Why were they warned not to look back? The classic answer is that Lot and his family weren’t righteous and in truth deserved to suffer the same punishment as Sedom. They weren’t worthy of witnessing the downfall and were therefore told not to look.
The Divrei Shmuel, Rav Shmuel Weinberg of Slonim, gives a different perspective. In telling Lot and his family, “Don’t look back,” the angel was teaching a fundamental lesson in life. When you have made mistakes, when you underachieved or came up short, don’t look back, always look forward. Don’t focus on your past and beat yourself up, doesn’t listen to voices of negativity and defeatism, look to the future and the opportunities it presents. Obviously, we need to understand what drove the mistakes we made and feel remorseful for them, but we cannot and must not ruminate on them.
Lot’s wife turned around.

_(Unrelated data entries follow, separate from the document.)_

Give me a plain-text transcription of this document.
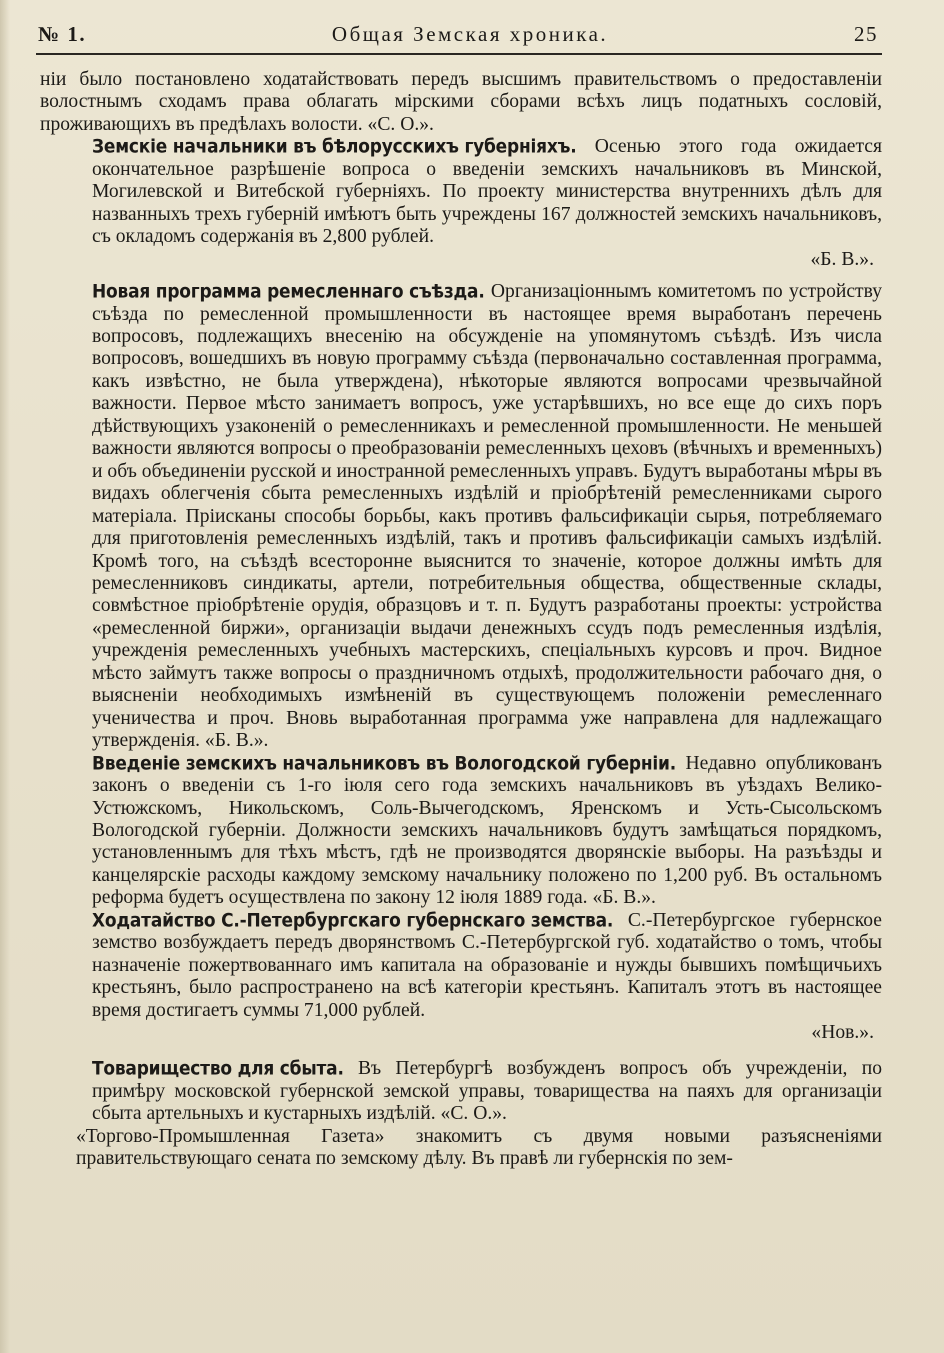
№ 1.	Общая Земская хроника.	25

нiи было постановлено ходатайствовать передъ высшимъ правительствомъ о предоставленiи волостнымъ сходамъ права облагать мiрскими сборами всѣхъ лицъ податныхъ сословiй, проживающихъ въ предѣлахъ волости. «С. О.».

Земскiе начальники въ бѣлорусскихъ губернiяхъ. Осенью этого года ожидается окончательное разрѣшенiе вопроса о введенiи земскихъ начальниковъ въ Минской, Могилевской и Витебской губернiяхъ. По проекту министерства внутреннихъ дѣлъ для названныхъ трехъ губернiй имѣютъ быть учреждены 167 должностей земскихъ начальниковъ, съ окладомъ содержанiя въ 2,800 рублей.
«Б. В.».

Новая программа ремесленнаго съѣзда. Организацiоннымъ комитетомъ по устройству съѣзда по ремесленной промышленности въ настоящее время выработанъ перечень вопросовъ, подлежащихъ внесенiю на обсужденiе на упомянутомъ съѣздѣ. Изъ числа вопросовъ, вошедшихъ въ новую программу съѣзда (первоначально составленная программа, какъ извѣстно, не была утверждена), нѣкоторые являются вопросами чрезвычайной важности. Первое мѣсто занимаетъ вопросъ, уже устарѣвшихъ, но все еще до сихъ поръ дѣйствующихъ узаконенiй о ремесленникахъ и ремесленной промышленности. Не меньшей важности являются вопросы о преобразованiи ремесленныхъ цеховъ (вѣчныхъ и временныхъ) и объ объединенiи русской и иностранной ремесленныхъ управъ. Будутъ выработаны мѣры въ видахъ облегченiя сбыта ремесленныхъ издѣлiй и прiобрѣтенiй ремесленниками сырого матерiала. Прiисканы способы борьбы, какъ противъ фальсификацiи сырья, потребляемаго для приготовленiя ремесленныхъ издѣлiй, такъ и противъ фальсификацiи самыхъ издѣлiй. Кромѣ того, на съѣздѣ всесторонне выяснится то значенiе, которое должны имѣть для ремесленниковъ синдикаты, артели, потребительныя общества, общественные склады, совмѣстное прiобрѣтенiе орудiя, образцовъ и т. п. Будутъ разработаны проекты: устройства «ремесленной биржи», организацiи выдачи денежныхъ ссудъ подъ ремесленныя издѣлiя, учрежденiя ремесленныхъ учебныхъ мастерскихъ, спецiальныхъ курсовъ и проч. Видное мѣсто займутъ также вопросы о праздничномъ отдыхѣ, продолжительности рабочаго дня, о выясненiи необходимыхъ измѣненiй въ существующемъ положенiи ремесленнаго ученичества и проч. Вновь выработанная программа уже направлена для надлежащаго утвержденiя. «Б. В.».

Введенiе земскихъ начальниковъ въ Вологодской губернiи. Недавно опубликованъ законъ о введенiи съ 1-го iюля сего года земскихъ начальниковъ въ уѣздахъ Велико-Устюжскомъ, Никольскомъ, Соль-Вычегодскомъ, Яренскомъ и Усть-Сысольскомъ Вологодской губернiи. Должности земскихъ начальниковъ будутъ замѣщаться порядкомъ, установленнымъ для тѣхъ мѣстъ, гдѣ не производятся дворянскiе выборы. На разъѣзды и канцелярскiе расходы каждому земскому начальнику положено по 1,200 руб. Въ остальномъ реформа будетъ осуществлена по закону 12 iюля 1889 года. «Б. В.».

Ходатайство С.-Петербургскаго губернскаго земства. С.-Петербургское губернское земство возбуждаетъ передъ дворянствомъ С.-Петербургской губ. ходатайство о томъ, чтобы назначенiе пожертвованнаго имъ капитала на образованiе и нужды бывшихъ помѣщичьихъ крестьянъ, было распространено на всѣ категорiи крестьянъ. Капиталъ этотъ въ настоящее время достигаетъ суммы 71,000 рублей.
«Нов.».

Товарищество для сбыта. Въ Петербургѣ возбужденъ вопросъ объ учрежденiи, по примѣру московской губернской земской управы, товарищества на паяхъ для организацiи сбыта артельныхъ и кустарныхъ издѣлiй. «С. О.».

«Торгово-Промышленная Газета» знакомитъ съ двумя новыми разъясненiями правительствующаго сената по земскому дѣлу. Въ правѣ ли губернскiя по зем-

Whether she was nostalgic for her sinful past or simply felt guilty about it, either way she turned into salt. Salt was not a random vehicle for this punishment. Salt, by its very nature, preserves and keeps what it is spread on intact. It inhibits the ability to grow, to change, or to move forward. Lot’s wife literally got stuck in her past. She couldn’t move past it, couldn’t look forward, and didn’t let herself start again.
This is the classic methodology of our yetzer harah, the self-destructive voice we all confront. We tend to harp on our mess-ups and mistakes, and we tell ourselves we are incapable, unworthy. We therefore experience yeiush, we give up on becoming better at whatever we want to improve. Indeed, we spend a lot of time dwelling on the failures from our past. Research shows that at least 70% of the time we think about the past, we only relive the negative aspects of our lives.
But according to psychologists at Yale and the University of California, obsessing over a mistake not only won’t change the past but it will make it worse. Their study shows that living a mistake over and over impairs our problem-solving abilities. It leads to increased negative thoughts and depression. It even erodes our support network because no one wants to hear from the person who can’t let things go. Essentially, dwelling on past mistakes puts us in, and keeps us in, a bad state, which is of course the very thing we’re trying to get out of.
But moving on and silencing the WOAT in us sounds easier than done. Many who would never bully someone else still bully themselves with negative thoughts. We tend to beat ourselves up and harp on things we could have or should have done differently. But that thinking sabotages our very future and forfeits our present.
This is what we daven for every evening when we ask Hashem in Maariv, haseir Satan milfaneinu u’mei’achareinu, remove the Satan from before us and from after us. Why would we confront a Satan from behind us? It is critical to pray that we not only find the strength and will to overcome our urges and temptations when we confront them, but that if we do fail, we can put it behind us and move on, not harp or get stuck. Each night, as we reflect on the day that was, including bad choices or uncomfortable mistakes, we pray to have the strength and conviction to hear the GOAT in us, not the WOAT in us.